Topic: 85th CFD Seminar: A Brief Introduction to Summation-By-Parts Methods and Their Various Flavors
Date: Tuesday, April 11, 2017
Time: 11:00am-noon (EST)
Room: NIA, Rm137
Speaker: David Del Rey Fernández, Postdoctoral Fellow, NIA
Webcast Link: http://nia-mediasite.nianet.org/NIAMediasite100/Play/0ce49de984ab40a29bf5a402adaa45691d
Abstract: The concept of matrix difference operators having the summation-by-parts (SBP) property has its origin in the finite-difference (FD) community with the goal of mimicking finite-element energy analysis techniques for proving linear stability. The essential feature of these operators is that they are equipped with a high-order approximation to integration by parts. When combined with appropriate procedures for inter-element coupling and imposition of boundary conditions, the resulting SBP framework allows for a one-to-one correspondence between discrete and continuous stability proofs and in this way naturally guides the construction of robust algorithms.

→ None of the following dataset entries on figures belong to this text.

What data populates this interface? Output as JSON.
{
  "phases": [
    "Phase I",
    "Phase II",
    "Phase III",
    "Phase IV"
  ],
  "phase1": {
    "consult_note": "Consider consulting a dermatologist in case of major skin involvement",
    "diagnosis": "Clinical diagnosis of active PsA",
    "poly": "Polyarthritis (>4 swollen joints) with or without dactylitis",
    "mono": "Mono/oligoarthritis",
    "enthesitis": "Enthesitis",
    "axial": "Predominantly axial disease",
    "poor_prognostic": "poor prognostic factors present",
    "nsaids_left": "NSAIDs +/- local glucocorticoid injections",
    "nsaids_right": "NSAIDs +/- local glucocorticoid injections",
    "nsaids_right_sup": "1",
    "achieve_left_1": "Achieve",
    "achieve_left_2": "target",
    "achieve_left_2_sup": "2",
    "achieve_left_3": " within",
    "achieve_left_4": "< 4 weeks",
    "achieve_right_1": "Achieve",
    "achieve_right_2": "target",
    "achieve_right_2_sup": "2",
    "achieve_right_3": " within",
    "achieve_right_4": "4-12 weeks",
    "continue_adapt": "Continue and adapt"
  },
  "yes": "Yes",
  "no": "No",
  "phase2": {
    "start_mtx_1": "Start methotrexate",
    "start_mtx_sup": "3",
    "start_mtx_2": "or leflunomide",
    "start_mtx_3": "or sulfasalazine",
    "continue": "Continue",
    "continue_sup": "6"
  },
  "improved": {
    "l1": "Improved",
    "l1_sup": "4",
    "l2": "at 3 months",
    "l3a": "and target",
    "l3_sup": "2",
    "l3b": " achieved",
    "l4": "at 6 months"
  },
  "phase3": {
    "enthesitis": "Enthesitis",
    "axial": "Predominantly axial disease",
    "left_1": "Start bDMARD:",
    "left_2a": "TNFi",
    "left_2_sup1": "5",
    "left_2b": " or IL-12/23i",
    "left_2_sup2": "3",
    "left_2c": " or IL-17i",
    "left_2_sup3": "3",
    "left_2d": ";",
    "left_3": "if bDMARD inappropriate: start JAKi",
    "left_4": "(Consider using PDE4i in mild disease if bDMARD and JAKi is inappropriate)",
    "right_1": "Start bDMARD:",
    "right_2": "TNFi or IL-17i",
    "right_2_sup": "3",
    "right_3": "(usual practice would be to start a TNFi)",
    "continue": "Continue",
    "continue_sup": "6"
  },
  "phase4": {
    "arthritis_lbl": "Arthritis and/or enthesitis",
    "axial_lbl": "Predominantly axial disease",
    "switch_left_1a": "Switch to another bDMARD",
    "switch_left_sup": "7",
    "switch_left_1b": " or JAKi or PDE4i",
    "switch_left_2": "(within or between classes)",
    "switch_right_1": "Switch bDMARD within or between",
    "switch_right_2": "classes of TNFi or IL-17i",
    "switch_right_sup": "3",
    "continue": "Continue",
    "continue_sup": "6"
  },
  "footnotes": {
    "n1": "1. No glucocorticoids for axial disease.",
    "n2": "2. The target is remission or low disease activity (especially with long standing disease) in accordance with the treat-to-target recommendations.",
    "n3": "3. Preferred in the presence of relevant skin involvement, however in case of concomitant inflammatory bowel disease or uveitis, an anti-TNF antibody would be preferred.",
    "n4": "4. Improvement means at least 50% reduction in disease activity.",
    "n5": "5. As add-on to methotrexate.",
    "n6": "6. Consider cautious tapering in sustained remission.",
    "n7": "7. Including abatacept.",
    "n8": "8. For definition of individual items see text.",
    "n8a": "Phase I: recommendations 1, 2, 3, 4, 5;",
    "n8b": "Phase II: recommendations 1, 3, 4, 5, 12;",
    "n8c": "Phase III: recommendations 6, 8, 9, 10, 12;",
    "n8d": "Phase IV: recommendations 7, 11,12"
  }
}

In recent years, there has been a veritable explosion in the SBP concept. The SBP framework has been applied to nodal discontinuous and continuous Galerkin methods, the flux-reconstruction method, and has been shown to have a subcell finite-volume interpretation. The SBP concept has been extended to non-tensor nodal distributions thereby introducing the ability to construct SBP schemes on unstructured tetrahedral meshes. Nonlinearly robust schemes have been constructed by enforcing discrete entropy stability. SBP schemes on nonconforming meshes that remain conservative and stable have been developed. Dual-consistent schemes have been developed that lead to superconvergent functional estimates, etc. In summary, the SBP concept enables the construction of flexible and robust numerical methods that have advantageous properties within a rigorous mathematical framework.
In this talk I will give a brief introduction to the SBP concept, starting with the tensor-product variety and its various flavors. I will then show how these ideas extend to non-tensor nodal distributions and will finish with some remarks on nonlinear stability.
Bio: Dr. David Del Rey Fernández obtained his PhD in aerospace engineering from the University of Toronto Institute for Aerospace Studies (UTIAS) in 2015. He remained at UTIAS until December 2016 as a Postdoctoral Fellow and lecturer. Currently he is a Postdoctoral Fellow at NIA and NASA LaRC in the Computational AeroScience Branch. His research interests revolve around the development of flexible and robust high-order numerical methods for the solution of partial differential equations. Currently he is working on developing architecture-aware nonlinearly stable summation-by-parts methods applicable to structured and unstructured meshes that retain their conservation and nonlinear stability properties under various adaptive strategies such as AMR.